As the band strikes up another tune, oh Lord, it’s “All Along the Watchtower” done by a wretched wedding band, I’m waylaid by the last person I want to see short of Dick Cheney.

It’s Roxanne, the new department head, who happens to be half my age and in her mind, twice as smart.

“Professor Zielinski!” she calls out, striding toward me. Her hair is swept up in a bun and she’s wearing glasses with dark, severe frames. She’s got a baby face, and I can tell the hairdo and glasses are her attempt to appear managerial and authoritative. Maybe someday she’ll learn that authority is intrinsic, not a costume you put on in the wings. Her use of my title is irksome.
It’s unnecessary, and patronizing, going out of her way to pay me respect, which implies that I don’t automatically get her respect. She has to make such a display of it.

Oh hell. I miss my hippie days when I was going to antiwar protests in bare feet and long skirts that got muddy along the hem. Who gave a shit about office politics then? There was only one kind of politics that mattered. At least to me.

“Hi, Dr. Sutton,” I answer.

“Lovely party,” she says, and I loathe speaking to her now. I want to smack that pink drink right out of her hand and tell her to get the hell out of my party. If she doesn’t want me on the faculty anymore, I sure as hell don’t want her in my face on the weekend.
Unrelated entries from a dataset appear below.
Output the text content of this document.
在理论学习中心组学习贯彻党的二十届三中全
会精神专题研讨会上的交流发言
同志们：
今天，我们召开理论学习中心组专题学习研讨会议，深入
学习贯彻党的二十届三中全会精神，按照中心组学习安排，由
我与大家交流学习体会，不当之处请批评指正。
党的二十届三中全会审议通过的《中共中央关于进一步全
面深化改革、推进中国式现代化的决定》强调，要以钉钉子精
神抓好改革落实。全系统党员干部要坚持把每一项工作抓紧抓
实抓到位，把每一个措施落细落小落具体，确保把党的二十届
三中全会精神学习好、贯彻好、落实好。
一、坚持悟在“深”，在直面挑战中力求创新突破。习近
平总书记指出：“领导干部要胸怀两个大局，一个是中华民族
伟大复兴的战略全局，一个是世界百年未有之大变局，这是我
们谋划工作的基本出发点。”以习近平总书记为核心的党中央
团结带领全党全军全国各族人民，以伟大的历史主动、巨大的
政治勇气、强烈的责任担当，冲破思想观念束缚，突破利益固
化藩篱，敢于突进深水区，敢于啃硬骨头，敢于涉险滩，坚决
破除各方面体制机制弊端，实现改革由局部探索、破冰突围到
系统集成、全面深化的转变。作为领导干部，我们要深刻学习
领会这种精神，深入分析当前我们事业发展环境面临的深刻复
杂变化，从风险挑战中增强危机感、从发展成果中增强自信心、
“I haven’t read that memo yet, but I will,” I say, getting it over with because I’m sure she’ll find some subtle way to bring it up, as she has every time we’ve run across each other in the last weeks.

“Oh, this is a party! No need for talk about that,” she says, turning her gaze to the collage of family photos along one wall, assembled in a frantic weekend by Katya, who raided my shoe boxes full of old photos. “Though, it would be nice to spend more time doing fun stuff like that.” She gestures with her glass toward the pictures. Just like her to use my memories against me.

I should have told Katya not to invite her. To hell with what she thinks. But she insisted. To be polite. For appearance’s sake.

“Oh, we’ll see. I still like teaching, you know.”

“Even though the kids send text messages under their desks? You mean all that doesn’t get to you after a while?”

“In my class, that doesn’t last longer than the first day. My grades are tough enough that the slackers drop it fast, and only the interested and dedicated students remain.”

“Indeed.” Roxanne smooths a lock of hair back into her bun. “Your classes are so small, really. That’s why it’s so problematic for the budget.”

“The budget is not my problem. My problem is quality educa
tion.” This is why Paul was such a savior for me, because I could mouth off to him, and he would let it slide. He was a buffer between my surly remarks and the administration, the only thing standing between me and forced early retirement.

“It’s everyone’s problem, Mira. The state is cutting our funding to balance the budget, and we’ve got to cut costs. The faculty contract isn’t up for a few years yet, so we’re stuck with that. We’ve got to shuffle around courses to make the most efficient use of staff. You might be expected to carry a bigger load this fall, and we need some help teaching freshman comp.”